The project will be executed by using 27 Reconyx HyperFire PC800 Professional Series Cameras because they are good at recording hyper-rare events and will be installed in Park Forest, buffer zone and community farmlands or nearby homes, and 342 trapping points will be used over the period of one year starting from when the fund is received. The project will also use questionnaires for 60 people and group discussions in order to hear the local knowledge. Aside from competences from the project applicant/ leader, the work will be done in collaboration with wildlife conservation researchers and veterinaries who have strong experience in wildlife management, and of course with the help of local field assistants.

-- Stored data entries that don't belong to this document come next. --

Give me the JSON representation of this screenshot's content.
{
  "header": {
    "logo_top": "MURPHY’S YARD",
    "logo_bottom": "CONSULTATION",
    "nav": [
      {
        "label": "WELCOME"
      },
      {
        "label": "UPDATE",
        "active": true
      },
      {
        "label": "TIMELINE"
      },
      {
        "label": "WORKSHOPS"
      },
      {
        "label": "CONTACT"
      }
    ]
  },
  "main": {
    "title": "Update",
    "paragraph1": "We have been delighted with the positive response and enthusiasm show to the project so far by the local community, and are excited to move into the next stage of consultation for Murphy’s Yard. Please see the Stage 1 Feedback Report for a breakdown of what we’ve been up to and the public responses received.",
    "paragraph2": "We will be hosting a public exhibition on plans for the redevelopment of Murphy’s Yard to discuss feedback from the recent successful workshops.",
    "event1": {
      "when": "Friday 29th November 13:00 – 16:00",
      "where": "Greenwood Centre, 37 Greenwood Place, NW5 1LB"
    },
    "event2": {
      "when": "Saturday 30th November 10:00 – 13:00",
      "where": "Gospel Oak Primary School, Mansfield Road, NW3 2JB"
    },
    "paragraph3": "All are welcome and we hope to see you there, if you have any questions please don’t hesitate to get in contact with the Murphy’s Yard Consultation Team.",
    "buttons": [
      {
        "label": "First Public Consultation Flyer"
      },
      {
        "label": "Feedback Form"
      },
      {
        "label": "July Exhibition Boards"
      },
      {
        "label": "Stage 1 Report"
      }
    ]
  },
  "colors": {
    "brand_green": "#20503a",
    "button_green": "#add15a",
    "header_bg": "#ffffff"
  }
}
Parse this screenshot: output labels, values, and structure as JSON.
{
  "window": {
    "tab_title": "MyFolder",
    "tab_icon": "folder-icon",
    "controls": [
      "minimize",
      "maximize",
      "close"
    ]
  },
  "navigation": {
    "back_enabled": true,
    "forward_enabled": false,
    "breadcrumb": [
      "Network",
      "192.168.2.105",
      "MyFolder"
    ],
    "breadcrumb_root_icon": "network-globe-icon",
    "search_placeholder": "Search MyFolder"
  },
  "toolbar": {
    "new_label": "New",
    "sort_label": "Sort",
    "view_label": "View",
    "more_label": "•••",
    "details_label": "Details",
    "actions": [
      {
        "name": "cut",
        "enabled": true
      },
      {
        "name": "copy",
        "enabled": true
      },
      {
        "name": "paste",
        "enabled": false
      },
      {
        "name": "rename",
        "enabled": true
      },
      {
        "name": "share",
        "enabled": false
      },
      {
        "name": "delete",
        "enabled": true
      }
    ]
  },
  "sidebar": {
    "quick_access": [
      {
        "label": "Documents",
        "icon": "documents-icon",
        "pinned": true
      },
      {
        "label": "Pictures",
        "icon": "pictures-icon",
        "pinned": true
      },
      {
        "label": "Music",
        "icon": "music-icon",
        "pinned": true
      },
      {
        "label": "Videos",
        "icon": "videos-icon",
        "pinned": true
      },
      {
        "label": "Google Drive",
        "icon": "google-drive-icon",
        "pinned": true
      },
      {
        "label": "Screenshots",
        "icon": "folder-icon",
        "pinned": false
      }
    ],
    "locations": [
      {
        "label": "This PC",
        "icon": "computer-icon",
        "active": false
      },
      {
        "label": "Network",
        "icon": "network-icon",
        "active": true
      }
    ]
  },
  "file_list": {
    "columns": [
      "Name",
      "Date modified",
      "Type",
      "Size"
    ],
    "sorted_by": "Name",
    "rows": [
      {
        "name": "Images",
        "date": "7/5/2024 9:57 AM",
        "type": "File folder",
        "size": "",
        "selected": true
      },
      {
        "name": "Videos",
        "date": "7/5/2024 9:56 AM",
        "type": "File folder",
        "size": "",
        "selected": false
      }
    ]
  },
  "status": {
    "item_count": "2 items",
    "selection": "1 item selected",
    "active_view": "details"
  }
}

However, felids populations need special conservation attention because they are exposed to strong external pressures for their biological requirements and conflict with local people. Therefore, felids are preserved for tourism, ecological, aesthetic, symbolic, spiritual, cultural, and other reasons. Felids are considered as umbrella and flagship species, conserving their habitat, benefits both felids and biodiversity in general.
The work will also help the park management to know exactly which species are in conflicts and put attention on their management. In addition, it will encourage the Government to prioritize the conservation of felids so that the country does not experience once again the decline in felids. At the end, the results will help the local community to identify at a high level the felids that attack their livestock and help them to adopt conservation strategies to reduce the risks.